Sufficient revenue is the backbone of an effective state. For a state to properly perform its function it needs to be in a position to fund its activities. In other words, there can be no development without taxes. In Africa, the tax ratio, that is the tax-to-GNI ratio, is frequently below 20 %, often even below 10 %. By comparison, the tax ratio in Europe is approximately 35 %.
Taxes, therefore, have long been an important aspect in development cooperation. The German Development Ministry is already working with some 30 countries on these issues, including Ghana, Malawi, Zambia and Uganda. This cooperation is not only about increasing the tax ratio but also about ensuring greater transparency in tax systems and investing tax revenue efficiently. Tax receipts can be increased, for instance, by abolishing unwarranted tax breaks or simplifying tax charges for small and medium-sized enterprises.

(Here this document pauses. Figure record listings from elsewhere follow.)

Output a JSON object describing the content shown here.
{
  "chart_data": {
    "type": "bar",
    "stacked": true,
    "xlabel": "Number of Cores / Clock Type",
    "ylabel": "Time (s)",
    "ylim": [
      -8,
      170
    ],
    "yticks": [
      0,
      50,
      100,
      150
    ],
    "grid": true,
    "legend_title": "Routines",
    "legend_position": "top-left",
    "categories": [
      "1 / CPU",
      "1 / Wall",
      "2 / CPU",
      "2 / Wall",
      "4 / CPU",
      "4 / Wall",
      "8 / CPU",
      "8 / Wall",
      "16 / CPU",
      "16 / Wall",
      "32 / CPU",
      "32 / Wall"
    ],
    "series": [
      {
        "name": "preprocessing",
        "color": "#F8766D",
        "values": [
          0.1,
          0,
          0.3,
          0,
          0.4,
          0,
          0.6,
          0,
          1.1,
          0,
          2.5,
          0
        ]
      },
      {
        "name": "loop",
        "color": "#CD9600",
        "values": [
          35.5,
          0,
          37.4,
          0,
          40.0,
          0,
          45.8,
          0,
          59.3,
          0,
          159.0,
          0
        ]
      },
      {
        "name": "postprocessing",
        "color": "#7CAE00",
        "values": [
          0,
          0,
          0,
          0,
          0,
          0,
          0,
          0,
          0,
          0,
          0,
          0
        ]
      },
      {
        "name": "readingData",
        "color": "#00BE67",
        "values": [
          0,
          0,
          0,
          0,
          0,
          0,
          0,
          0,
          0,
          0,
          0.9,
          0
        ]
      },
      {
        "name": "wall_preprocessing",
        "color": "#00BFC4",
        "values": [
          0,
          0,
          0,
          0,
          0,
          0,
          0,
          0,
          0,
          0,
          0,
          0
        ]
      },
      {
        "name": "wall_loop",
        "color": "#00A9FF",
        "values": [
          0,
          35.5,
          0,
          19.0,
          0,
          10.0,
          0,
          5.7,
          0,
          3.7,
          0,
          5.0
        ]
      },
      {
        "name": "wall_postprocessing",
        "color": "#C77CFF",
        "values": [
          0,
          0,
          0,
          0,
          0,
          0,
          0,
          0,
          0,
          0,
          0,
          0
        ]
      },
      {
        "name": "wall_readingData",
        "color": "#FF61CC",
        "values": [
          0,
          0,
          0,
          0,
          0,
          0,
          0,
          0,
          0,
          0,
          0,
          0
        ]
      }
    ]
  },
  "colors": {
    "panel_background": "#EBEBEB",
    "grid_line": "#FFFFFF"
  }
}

Countries’ efforts to develop efficient tax systems must also include efforts to fight tax avoidance, tax evasion and illicit financial flows. Every year, African countries lose more than 50 billion dollars. This is money that is urgently needed for investments. That means, the loss in revenue is even higher than the total of global official development assistance that is invested in Africa every year.
That is why, at the G20 Africa conference which we hosted in mid June, the German government introduced an initiative to fight illicit financial flows from Africa. Together with the governments of Kenya and Italy and the OECD, Germany launched the African Academy for Tax and Financial Crime Investigation. It will train African tax inspectors and legal officers in Nairobi with a view to building more capacities to tackle tax avoidance and other financial crimes more effectively.
Transparent, fair and efficient tax systems are an important building block in efforts to ensure that Africa not only continues to be a continent of opportunities, but also has a real chance of establishing itself as a dynamic economic region and offering its people sufficient jobs and opportunities.
Thomas Silberhorn is parliamentary state secretary at Germany’s Federal Ministry for Economic Cooperation and Development (BMZ).